If you have a login system – you get this once. Without log ins – you will be asked everytime

Doc – it will be wild

Wendell – analytics will be split in consent and non consent

Doc – the answer is a simple and standard across individual side that says “here’s how I work” across all the stuff (google, etc)

Wendell – would have loved W3C and vendors took it on. Bake in all ideas into next gen browser

Separate cookie jar that holds this cookie

Doc – I followed DNT (do not track) which showed up at Berkman center – someone spoke up – John Mayer – like Do not Call – this became the “tracking preference”

Wendell – that’s Adblock baked in the browser – if the affordance is in the browser baked in at the sale of the device showing the browser – signaled up to the server to know consumer’s preferences

Our nightmare is 1 button – never see ads again – never happened

Tracking preferences for blocking ads – this is a permissions based thing – positive consent

Dave – only works if there is a common ontology

Wendell – IAB has members to develop this

There is a different group on the browser, phone and devices – not been involved.

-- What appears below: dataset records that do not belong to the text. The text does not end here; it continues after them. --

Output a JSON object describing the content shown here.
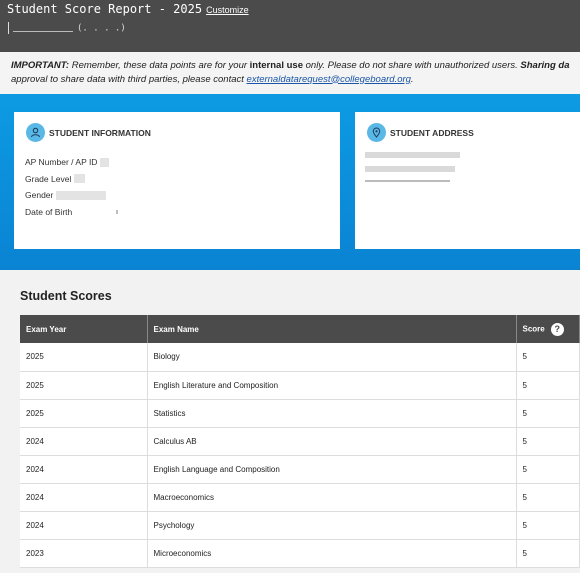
{
  "header": {
    "title": "Student Score Report - 2025",
    "customize_label": "Customize",
    "subtitle_fragment": "(. . . .)"
  },
  "notice": {
    "lead": "IMPORTANT:",
    "text1": " Remember, these data points are for your ",
    "internal": "internal use",
    "text2": " only. Please do not share with unauthorized users. ",
    "sharing": "Sharing da",
    "line2": "approval to share data with third parties, please contact ",
    "email": "externaldatarequest@collegeboard.org",
    "line2_end": "."
  },
  "info_card": {
    "title": "STUDENT INFORMATION",
    "icon": "person-icon",
    "fields": [
      {
        "label": "AP Number / AP ID"
      },
      {
        "label": "Grade Level"
      },
      {
        "label": "Gender"
      },
      {
        "label": "Date of Birth"
      }
    ]
  },
  "address_card": {
    "title": "STUDENT ADDRESS",
    "icon": "location-pin-icon"
  },
  "scores": {
    "title": "Student Scores",
    "columns": [
      "Exam Year",
      "Exam Name",
      "Score"
    ],
    "help_symbol": "?",
    "rows": [
      {
        "year": "2025",
        "exam": "Biology",
        "score": "5"
      },
      {
        "year": "2025",
        "exam": "English Literature and Composition",
        "score": "5"
      },
      {
        "year": "2025",
        "exam": "Statistics",
        "score": "5"
      },
      {
        "year": "2024",
        "exam": "Calculus AB",
        "score": "5"
      },
      {
        "year": "2024",
        "exam": "English Language and Composition",
        "score": "5"
      },
      {
        "year": "2024",
        "exam": "Macroeconomics",
        "score": "5"
      },
      {
        "year": "2024",
        "exam": "Psychology",
        "score": "5"
      },
      {
        "year": "2023",
        "exam": "Microeconomics",
        "score": "5"
      }
    ]
  },
  "colors": {
    "header_bg": "#4b4b4b",
    "band_blue": "#0a8fdc",
    "icon_blue": "#5ab8e6",
    "link": "#1a55a8"
  }
}
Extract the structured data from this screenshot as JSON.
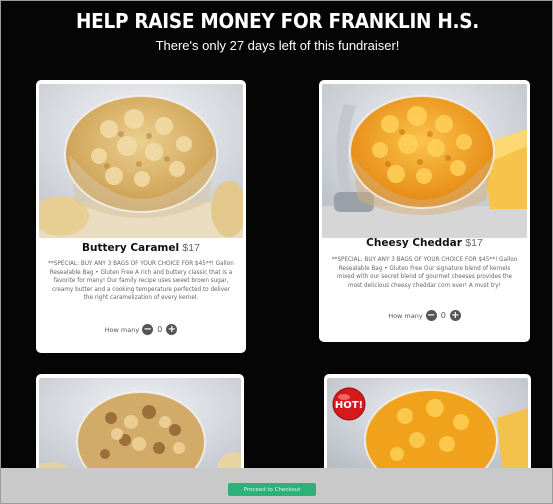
{
  "header": {
    "title": "HELP RAISE MONEY FOR FRANKLIN H.S.",
    "subtitle": "There's only  27 days left of this fundraiser!"
  },
  "products": [
    {
      "name": "Buttery Caramel",
      "price": "$17",
      "description": "**SPECIAL: BUY ANY 3 BAGS OF YOUR CHOICE FOR $45**! Gallon Resealable Bag • Gluten Free A rich and buttery classic that is a favorite for many! Our family recipe uses sweet brown sugar, creamy butter and a cooking temperature perfected to deliver the right caramelization of every kernel.",
      "qty_label": "How many",
      "qty_value": "0"
    },
    {
      "name": "Cheesy Cheddar",
      "price": "$17",
      "description": "**SPECIAL: BUY ANY 3 BAGS OF YOUR CHOICE FOR $45**! Gallon Resealable Bag • Gluten Free Our signature blend of kernels mixed with our secret blend of gourmet cheeses provides the most delicious cheesy cheddar corn ever! A must try!",
      "qty_label": "How many",
      "qty_value": "0"
    }
  ],
  "badge": {
    "hot": "HOT!"
  },
  "footer": {
    "proceed_label": "Proceed to Checkout"
  },
  "colors": {
    "background": "#050505",
    "caramel": "#d9b46a",
    "cheddar": "#f0a21c",
    "proceed": "#2db07a",
    "footer_bar": "#c9c9c9"
  },
  "icons": [
    "minus-circle-icon",
    "plus-circle-icon",
    "hot-badge-icon"
  ]
}
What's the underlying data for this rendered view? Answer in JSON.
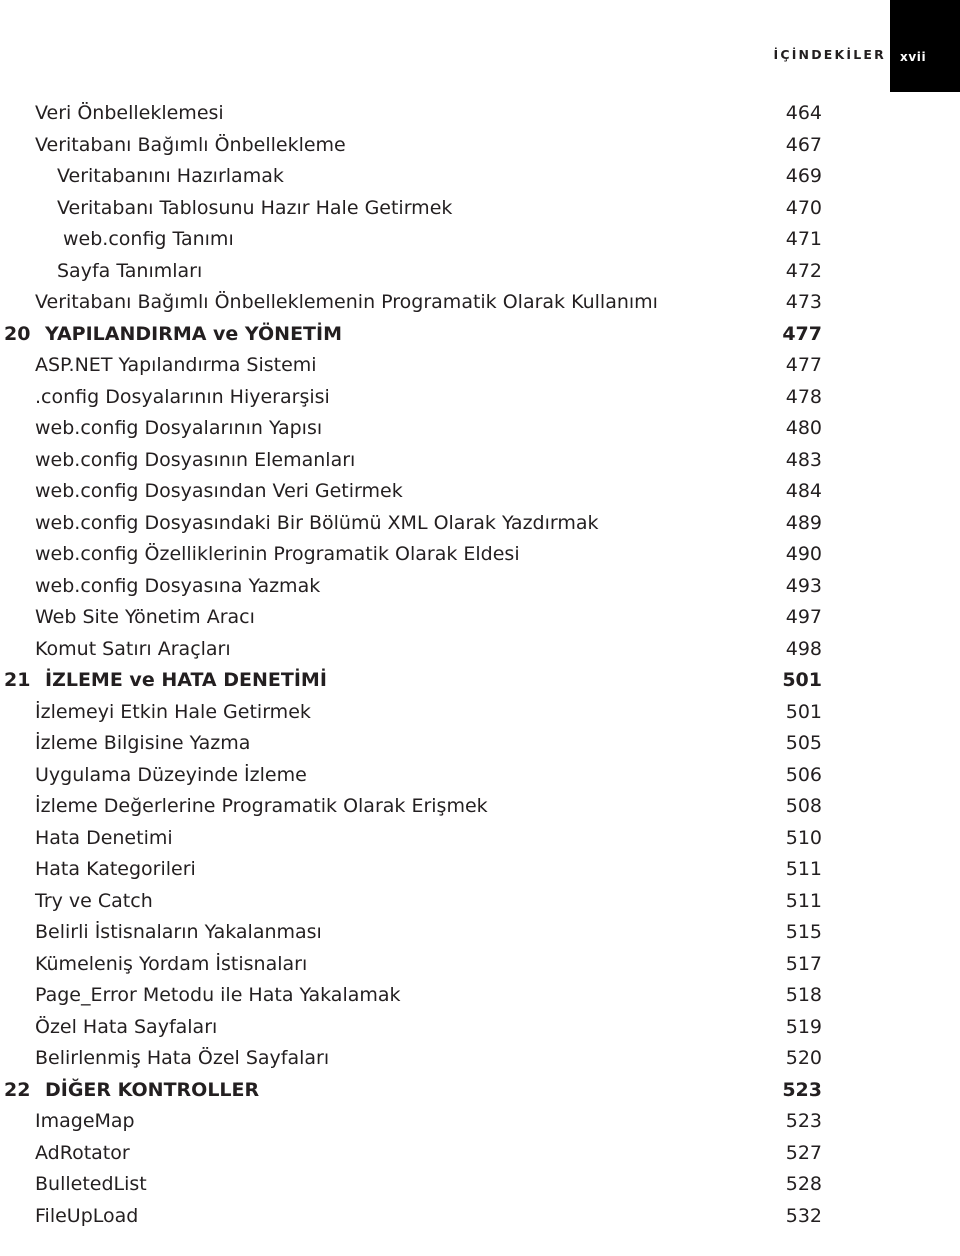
{
  "header": {
    "running_head": "İÇİNDEKİLER",
    "folio": "xvii",
    "folio_box_color": "#000000"
  },
  "toc": {
    "rows": [
      {
        "level": 1,
        "chapter": "",
        "title": "Veri Önbelleklemesi",
        "page": "464",
        "bold": false
      },
      {
        "level": 1,
        "chapter": "",
        "title": "Veritabanı Bağımlı Önbellekleme",
        "page": "467",
        "bold": false
      },
      {
        "level": 2,
        "chapter": "",
        "title": "Veritabanını Hazırlamak",
        "page": "469",
        "bold": false
      },
      {
        "level": 2,
        "chapter": "",
        "title": "Veritabanı Tablosunu Hazır Hale Getirmek",
        "page": "470",
        "bold": false
      },
      {
        "level": 3,
        "chapter": "",
        "title": "web.config Tanımı",
        "page": "471",
        "bold": false
      },
      {
        "level": 2,
        "chapter": "",
        "title": "Sayfa Tanımları",
        "page": "472",
        "bold": false
      },
      {
        "level": 1,
        "chapter": "",
        "title": "Veritabanı Bağımlı Önbelleklemenin Programatik Olarak Kullanımı",
        "page": "473",
        "bold": false
      },
      {
        "level": 0,
        "chapter": "20",
        "title": "YAPILANDIRMA ve YÖNETİM",
        "page": "477",
        "bold": true
      },
      {
        "level": 1,
        "chapter": "",
        "title": "ASP.NET Yapılandırma Sistemi",
        "page": "477",
        "bold": false
      },
      {
        "level": 1,
        "chapter": "",
        "title": ".config Dosyalarının Hiyerarşisi",
        "page": "478",
        "bold": false
      },
      {
        "level": 1,
        "chapter": "",
        "title": "web.config Dosyalarının Yapısı",
        "page": "480",
        "bold": false
      },
      {
        "level": 1,
        "chapter": "",
        "title": "web.config Dosyasının Elemanları",
        "page": "483",
        "bold": false
      },
      {
        "level": 1,
        "chapter": "",
        "title": "web.config Dosyasından Veri Getirmek",
        "page": "484",
        "bold": false
      },
      {
        "level": 1,
        "chapter": "",
        "title": "web.config Dosyasındaki Bir Bölümü XML Olarak Yazdırmak",
        "page": "489",
        "bold": false
      },
      {
        "level": 1,
        "chapter": "",
        "title": "web.config Özelliklerinin Programatik Olarak Eldesi",
        "page": "490",
        "bold": false
      },
      {
        "level": 1,
        "chapter": "",
        "title": "web.config Dosyasına Yazmak",
        "page": "493",
        "bold": false
      },
      {
        "level": 1,
        "chapter": "",
        "title": "Web Site Yönetim Aracı",
        "page": "497",
        "bold": false
      },
      {
        "level": 1,
        "chapter": "",
        "title": "Komut Satırı Araçları",
        "page": "498",
        "bold": false
      },
      {
        "level": 0,
        "chapter": "21",
        "title": "İZLEME ve HATA DENETİMİ",
        "page": "501",
        "bold": true
      },
      {
        "level": 1,
        "chapter": "",
        "title": "İzlemeyi Etkin Hale Getirmek",
        "page": "501",
        "bold": false
      },
      {
        "level": 1,
        "chapter": "",
        "title": "İzleme Bilgisine Yazma",
        "page": "505",
        "bold": false
      },
      {
        "level": 1,
        "chapter": "",
        "title": "Uygulama Düzeyinde İzleme",
        "page": "506",
        "bold": false
      },
      {
        "level": 1,
        "chapter": "",
        "title": "İzleme Değerlerine Programatik Olarak Erişmek",
        "page": "508",
        "bold": false
      },
      {
        "level": 1,
        "chapter": "",
        "title": "Hata Denetimi",
        "page": "510",
        "bold": false
      },
      {
        "level": 1,
        "chapter": "",
        "title": "Hata Kategorileri",
        "page": "511",
        "bold": false
      },
      {
        "level": 1,
        "chapter": "",
        "title": "Try ve Catch",
        "page": "511",
        "bold": false
      },
      {
        "level": 1,
        "chapter": "",
        "title": "Belirli İstisnaların Yakalanması",
        "page": "515",
        "bold": false
      },
      {
        "level": 1,
        "chapter": "",
        "title": "Kümeleniş Yordam İstisnaları",
        "page": "517",
        "bold": false
      },
      {
        "level": 1,
        "chapter": "",
        "title": "Page_Error Metodu ile Hata Yakalamak",
        "page": "518",
        "bold": false
      },
      {
        "level": 1,
        "chapter": "",
        "title": "Özel Hata Sayfaları",
        "page": "519",
        "bold": false
      },
      {
        "level": 1,
        "chapter": "",
        "title": "Belirlenmiş Hata Özel Sayfaları",
        "page": "520",
        "bold": false
      },
      {
        "level": 0,
        "chapter": "22",
        "title": "DİĞER KONTROLLER",
        "page": "523",
        "bold": true
      },
      {
        "level": 1,
        "chapter": "",
        "title": "ImageMap",
        "page": "523",
        "bold": false
      },
      {
        "level": 1,
        "chapter": "",
        "title": "AdRotator",
        "page": "527",
        "bold": false
      },
      {
        "level": 1,
        "chapter": "",
        "title": "BulletedList",
        "page": "528",
        "bold": false
      },
      {
        "level": 1,
        "chapter": "",
        "title": "FileUpLoad",
        "page": "532",
        "bold": false
      }
    ]
  }
}
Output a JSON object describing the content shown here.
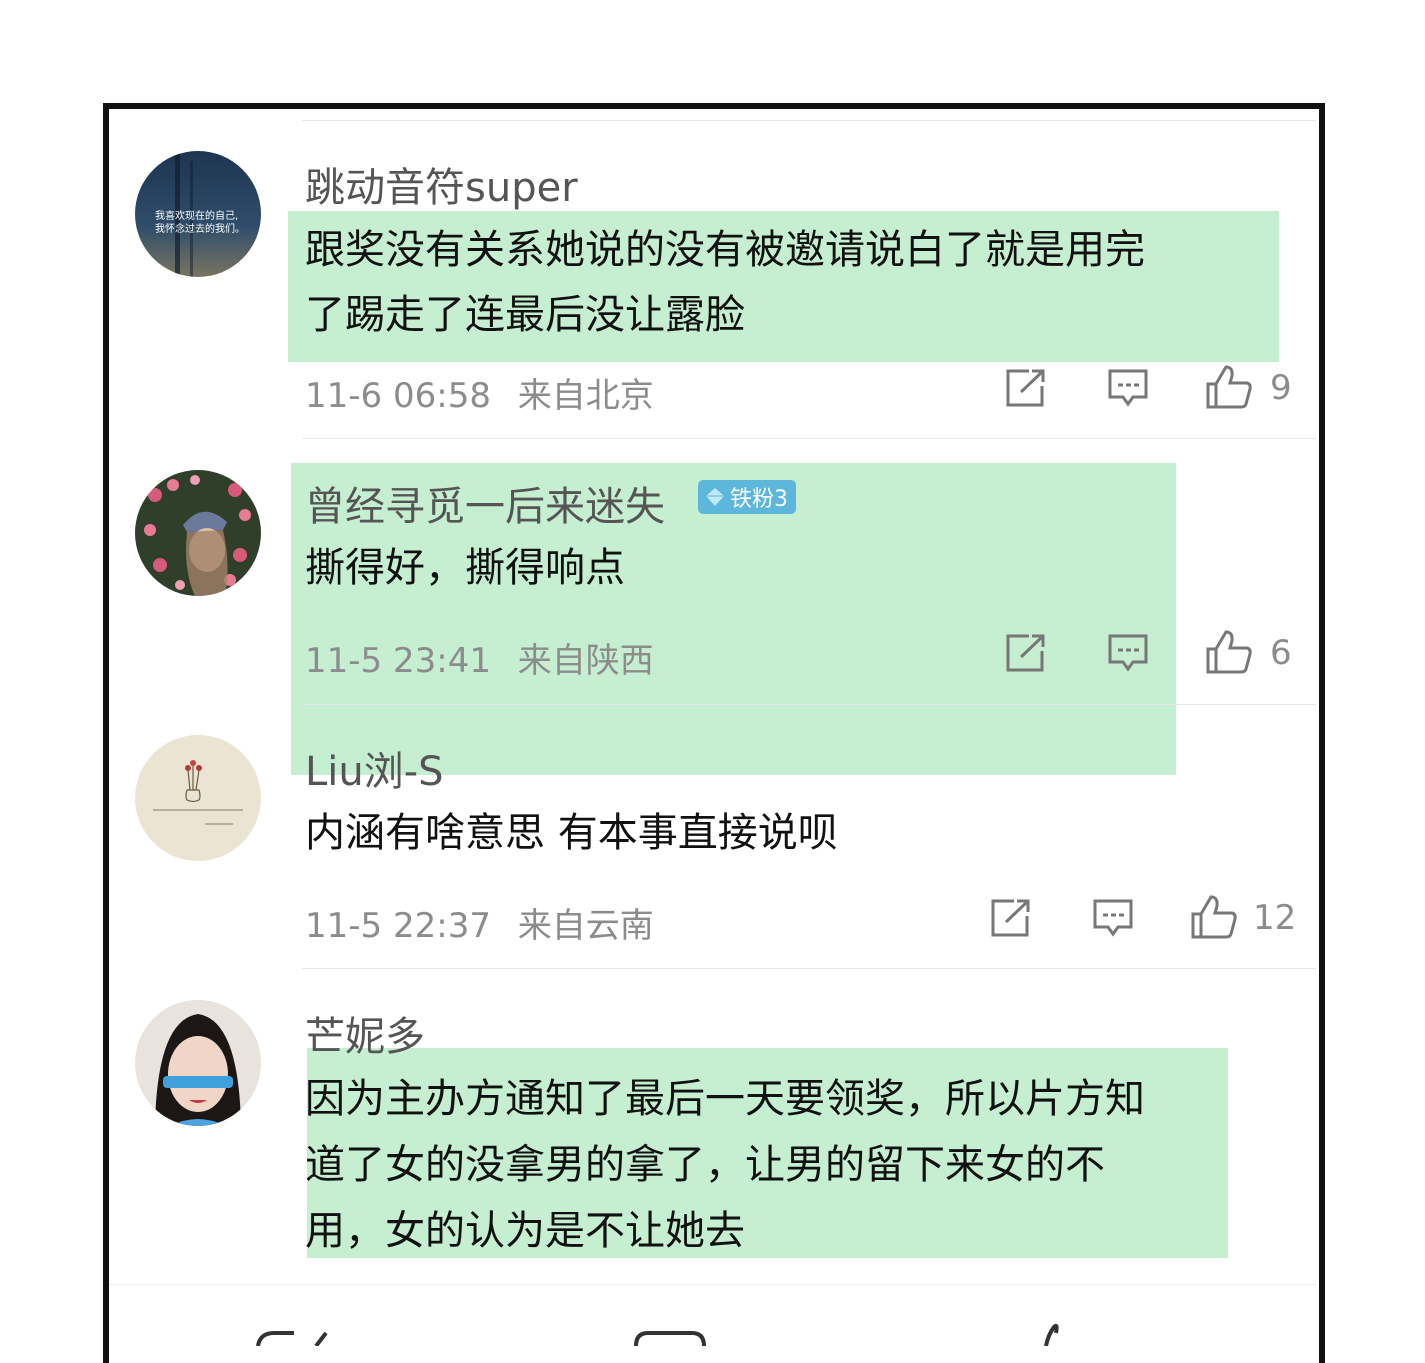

We are 1 browser release away from universal ID and a cookie management process – they could make the problem go away

Apple instituted ITP – intelligent tracking protection – survey your cookies – if they detect a tracking cookie

If you are in a first party context – user preference prevails

Dave Huston– firefox had this – I worked on this at Mozilla  - not on, by default

Sam  - if it is really bad – gauntlet is bad – need to respond

Doc – what can customer commons do?

Wendell – standardize terms. Stand up a consent manager with your own terms

Dave – because you have an accounting piece – consider overlap with decentralized ledgers – they are trying to teach browsers to do authentication using ledgers – signal something to a browser that you are going to consent (or not) to terms

Merge the two ideas together – always have consent payload, sometimes have authentication payload

Wendell – could signal something benign, send it around – consent – if leaked is that a big deal?

Circulate to developers, first responders – if behavior is like a Cert

Dave – will look like when a Bank sends something to a phone – needs to be something on your phone – interactive consent

Sam – use TLS flex one (Evernym)

Andrew – Kantara – data format to report purpose and consent of user – transmit to others – like the cookie but full data format – consent receipt to fill gaps – need transport in, interfaces specified

What would it take to make a transport format (right now it's a data format)

Its just a spec – this is what a receipt looks like

Dave – could it be an RFC

Andrew – consent receipt envisions the activation of GDPR – this is a method to …..

Not cc

Iain - No uptake because not marketed well.

Mei lin – what can we do? IIW

Wendell – many generations of IIW address different needs – material economic, commercial knowledge of GDPR is not here. No one is talking – after GDPR everyone will be talking – IIW can address with incompleteness of industry solutions.